The crabs battle for the choicest bits, but they won’t give up their meal to him. They envelop it to hide the bones. They’ll snip his hands off if he tries to move them, so Jeryon trudges a ways up the beach and returns with a pointed length of gunwale from his tiller, the broken painter strand still attached. With this he weakly bats the crabs off the bones. When one attacks him, he manages to whack it hard enough to change its mind. The last he flicks off so it lands upside down. Before it can roll over, he stakes it to the beach. While its legs kick at the sky, he examines the carcass.
It’s half-buried in the sand; a rib cage, shoulder blades, and skull scratched and nearly free of flesh. It isn’t the poth’s. It might have been her, though, and Jeryon takes out his elation on the staked crab.
Most of the crabs give him a wide berth now. The few that don’t seem resigned to whatever fate this terrible avenger has for them. One soon finds out.
Jeryon stretches. He’s regaining strength and sensation, the latter mostly agony. He plots a survey of the island. It’s the first act of any prisoner: pacing one’s cell. And he has to find a better source of water. It’s approaching noon, and the water in the leaves of the pitcher trees won’t last much longer in this heat.
As far as he can tell, he’s at the northwest corner of an island surrounded by low cliffs rising from the sea. Thick forest rambles uphill some five hundred feet to ring a flat-topped column of gray rock another two hundred feet high. This beach is the only place he can see where the land ramps up to the island’s interior. If the poth didn’t land here, she’ll have been in more trouble than not having landed at all.
Jeryon pushes himself from tree to tree until he finds a fallen branch he can use as a walking stick. He tosses aside the piece of gunwale.
After such a storm, it isn’t hard to find a stream. Grasses, bright flowers of every hue, and thick bushes race alongside it. It’s so loud it drowns out the constant buzz and whirr of insects, which also drowns out the thought that those insects would make a good source of nutrition should the crabs run out.
He follows the stream a few hundred yards southwest toward the column to where it cuts through a bamboo grove. Using the folds of his shirt to guard the straight edge of the blade, he saws through a wide culm just beneath a node with his blade, then through the internode just beneath the next node. He checks inside the hollow for bugs, rinses it a few times in the stream, fills it to the brink, and drinks heartily. The water is cold and rich and tastes like a new life just begun.
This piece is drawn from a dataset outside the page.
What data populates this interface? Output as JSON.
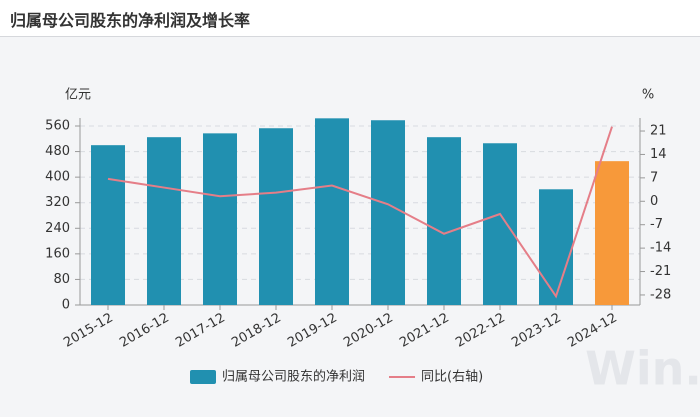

Beyond the bamboo the stream enters a meadow that ends to the north at a cliff overlooking the sea. A single tree in its center guards a broadening of the stream. Jeryon can’t believe his luck. It’s a shega tree. The fruit is his secret vice. He would treat himself to one at the end of every voyage when they were in season, and to a big slice of fresh bread with shega preserves when they weren’t. He figures he’s deserving now.